C’est Jean-Claude Guillebaud qui s’exprime ainsi, dans son bloc-notes du 19 février pour La Vie, en se référant « au vertige sécuritaire qui pousse nos gouvernants vers une panique juridique ».

Et le chroniqueur d’enfoncer le clou :

« Quand nous désignons les sociétés du passé comme archaïques, nous nous consolons à bon compte.  […] Il faudra admettre un jour que ces cultures traditionnelles, que nous voulions jeter dans les poubelles de l’Histoire, n’avaient pas si mal compris l’intrication indissociable entre l’individualisme exacerbé et la violence. Avons-nous régressé ? Je le crains. »
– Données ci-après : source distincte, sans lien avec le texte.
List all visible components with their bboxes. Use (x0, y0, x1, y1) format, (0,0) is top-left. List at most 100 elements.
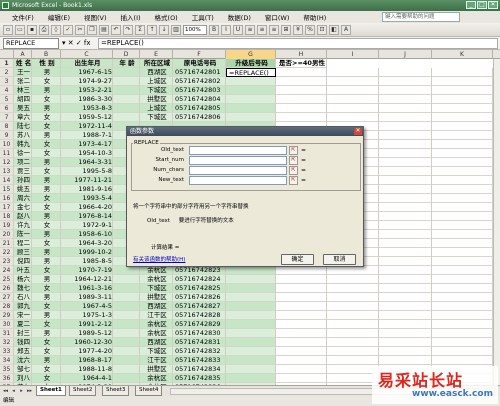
empty-cell[interactable] (327, 347, 379, 356)
phone-cell[interactable]: 05716742828 (173, 311, 226, 320)
name-cell[interactable]: 石八 (14, 293, 32, 302)
empty-cell[interactable] (432, 302, 493, 311)
empty-cell[interactable] (379, 185, 432, 194)
area-cell[interactable]: 余杭区 (140, 275, 173, 284)
row-number[interactable]: 25 (0, 275, 14, 284)
empty-cell[interactable] (432, 68, 493, 77)
phone-cell[interactable]: 05716742825 (173, 284, 226, 293)
sex-cell[interactable]: 男 (32, 158, 61, 167)
fill-color-icon[interactable]: ◧ (329, 24, 339, 35)
sex-cell[interactable]: 女 (32, 167, 61, 176)
name-cell[interactable]: 王一 (14, 68, 32, 77)
empty-cell[interactable] (432, 329, 493, 338)
phone-cell[interactable]: 05716742801 (173, 68, 226, 77)
male-40-cell[interactable] (276, 311, 327, 320)
help-search-input[interactable]: 键入需要帮助的问题 (382, 12, 460, 22)
row-number[interactable]: 17 (0, 203, 14, 212)
column-header[interactable]: C (61, 50, 113, 59)
range-picker-icon[interactable]: ⇱ (289, 156, 298, 165)
area-cell[interactable]: 余杭区 (140, 329, 173, 338)
birth-cell[interactable]: 1993-5-4 (61, 194, 113, 203)
empty-cell[interactable] (432, 284, 493, 293)
empty-cell[interactable] (432, 113, 493, 122)
row-number[interactable]: 5 (0, 95, 14, 104)
name-cell[interactable]: 叶五 (14, 266, 32, 275)
sex-cell[interactable]: 女 (32, 194, 61, 203)
name-cell[interactable]: 项二 (14, 158, 32, 167)
sex-cell[interactable]: 女 (32, 239, 61, 248)
empty-cell[interactable] (432, 77, 493, 86)
name-cell[interactable]: 魏七 (14, 284, 32, 293)
age-cell[interactable] (113, 311, 140, 320)
male-40-cell[interactable] (276, 338, 327, 347)
zoom-select[interactable]: 100% (183, 24, 207, 35)
column-header[interactable]: J (379, 50, 432, 59)
phone-cell[interactable]: 05716742824 (173, 275, 226, 284)
merge-icon[interactable]: ⊞ (281, 24, 291, 35)
column-title[interactable]: 升级后号码 (226, 59, 276, 68)
male-40-cell[interactable] (276, 266, 327, 275)
row-number[interactable]: 35 (0, 365, 14, 374)
upgraded-phone-cell[interactable] (226, 86, 276, 95)
column-header[interactable]: I (327, 50, 379, 59)
menu-item[interactable]: 工具(T) (192, 12, 214, 22)
sex-cell[interactable]: 女 (32, 338, 61, 347)
sex-cell[interactable]: 男 (32, 86, 61, 95)
menu-item[interactable]: 插入(I) (121, 12, 141, 22)
name-cell[interactable]: 郭九 (14, 302, 32, 311)
formula-input[interactable]: =REPLACE() (98, 38, 498, 49)
empty-cell[interactable] (327, 311, 379, 320)
empty-cell[interactable] (432, 104, 493, 113)
sex-cell[interactable]: 女 (32, 77, 61, 86)
sex-cell[interactable]: 女 (32, 284, 61, 293)
birth-cell[interactable]: 1954-10-3 (61, 149, 113, 158)
empty-cell[interactable] (327, 104, 379, 113)
chart-icon[interactable]: ▥ (171, 24, 181, 35)
empty-cell[interactable] (379, 266, 432, 275)
male-40-cell[interactable] (276, 95, 327, 104)
empty-cell[interactable] (379, 203, 432, 212)
empty-cell[interactable] (327, 77, 379, 86)
age-cell[interactable] (113, 329, 140, 338)
column-header[interactable]: B (32, 50, 61, 59)
area-cell[interactable]: 拱墅区 (140, 293, 173, 302)
area-cell[interactable]: 上城区 (140, 77, 173, 86)
birth-cell[interactable]: 1958-6-10 (61, 230, 113, 239)
empty-cell[interactable] (432, 185, 493, 194)
upgraded-phone-cell[interactable] (226, 113, 276, 122)
empty-cell[interactable] (432, 158, 493, 167)
empty-cell[interactable] (379, 239, 432, 248)
column-title[interactable]: 出生年月 (61, 59, 113, 68)
sex-cell[interactable]: 女 (32, 365, 61, 374)
male-40-cell[interactable] (276, 356, 327, 365)
sort-desc-icon[interactable]: ↓ (159, 24, 169, 35)
birth-cell[interactable]: 1988-11-8 (61, 365, 113, 374)
area-cell[interactable]: 拱墅区 (140, 95, 173, 104)
empty-cell[interactable] (432, 203, 493, 212)
sheet-nav-button[interactable]: ▸▸ (26, 387, 33, 395)
birth-cell[interactable]: 1967-4-5 (61, 302, 113, 311)
name-cell[interactable]: 孙四 (14, 176, 32, 185)
column-title[interactable]: 是否>=40男性 (276, 59, 327, 68)
empty-cell[interactable] (379, 158, 432, 167)
birth-cell[interactable]: 1972-9-1 (61, 221, 113, 230)
age-cell[interactable] (113, 293, 140, 302)
age-cell[interactable] (113, 95, 140, 104)
male-40-cell[interactable] (276, 284, 327, 293)
upgraded-phone-cell[interactable] (226, 311, 276, 320)
empty-cell[interactable] (432, 149, 493, 158)
name-cell[interactable]: 贾三 (14, 167, 32, 176)
row-number[interactable]: 15 (0, 185, 14, 194)
area-cell[interactable]: 下城区 (140, 284, 173, 293)
sex-cell[interactable]: 女 (32, 302, 61, 311)
cancel-button[interactable]: 取消 (323, 254, 356, 265)
name-cell[interactable]: 倪四 (14, 257, 32, 266)
empty-cell[interactable] (432, 239, 493, 248)
name-cell[interactable]: 夏二 (14, 320, 32, 329)
column-title[interactable]: 年 龄 (113, 59, 140, 68)
empty-cell[interactable] (379, 248, 432, 257)
align-center-icon[interactable]: ≡ (257, 24, 267, 35)
area-cell[interactable]: 江干区 (140, 356, 173, 365)
align-left-icon[interactable]: ≡ (245, 24, 255, 35)
empty-cell[interactable] (432, 212, 493, 221)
Ce billet aborde la question sécuritaire sous un angle inhabituel. Ce qui est évoqué ici, ce n’est pas l’opposition classique entre démocratie et dictature, c’est la profonde différence entre sociétés modernes et sociétés traditionnelles. L’approche n’est pas politique, mais socioculturelle.

Il est vrai en effet que les sociétés traditionnelles nécessitent bien souvent moins de lois et de punitions pénales que nos sociétés modernes pour maîtriser les comportements. Le paradoxe n’est qu’apparent…

Une société traditionnelle repose sur la transmission, sur l’autorité de la chose reçue et celle des anciens. C’est une société de coutumes et de mœurs, qui crée naturellement un polissage collectif des comportements individuels. Dans une société traditionnelle, le polissage prime sur le policier.

Dans un bled reculé de l’Atlas, ce n’est pas d’abord l’administration policière et l’arsenal pénal du roi Mohammed VI qui assurent la cohésion de la vie commune, c’est le poids de la tradition ; ce sont des coutumes et des mœurs communes acceptées, régulées par les rapports naturels d’autorité entre les générations et les familles.

C’est ce que nous avons connu tant que notre société était encore majoritairement rurale ; c’est ce que nous avons continué à vivre, bon an mal an, tant qu’une décence commune est demeurée dans notre psyché collective, jusqu’à l’émancipation de l’individu du poids de la société.

Alors certes, la société traditionnelle tourne à l’insupportable lorsque la personne est niée dans sa singularité, lorsque la raison collective justifie les excès normatifs de traditions irréfragables. Nous avons voulu nous libérer de cela ; et nous vivons aujourd’hui dans une dissociété, qui ne reconnaît plus l’autorité de mœurs et de coutumes jadis reçues d’une civilité tissée de génération en génération.

Ces manières de vivre se transmettaient par inertie, sans même avoir vraiment besoin d’y penser. Nous voici désormais rendus au point d’empiler les lois pour conjurer les déviances de comportement.  Fatalement, la vie commune devient chaotique. Comme l’écrit Guillebaud, « nous voulons bien vivre ensemble, mais à la condition d’être protégé de l’autre ».

Faut-il alors revenir aux sociétés traditionnelles ? Dans le contexte de la civilisation technique et urbaine, cela semble impossible. Il nous faut pourtant répondre à ce défi contemporain tout à fait essentiel : faire plus de mœurs ; et moins de lois.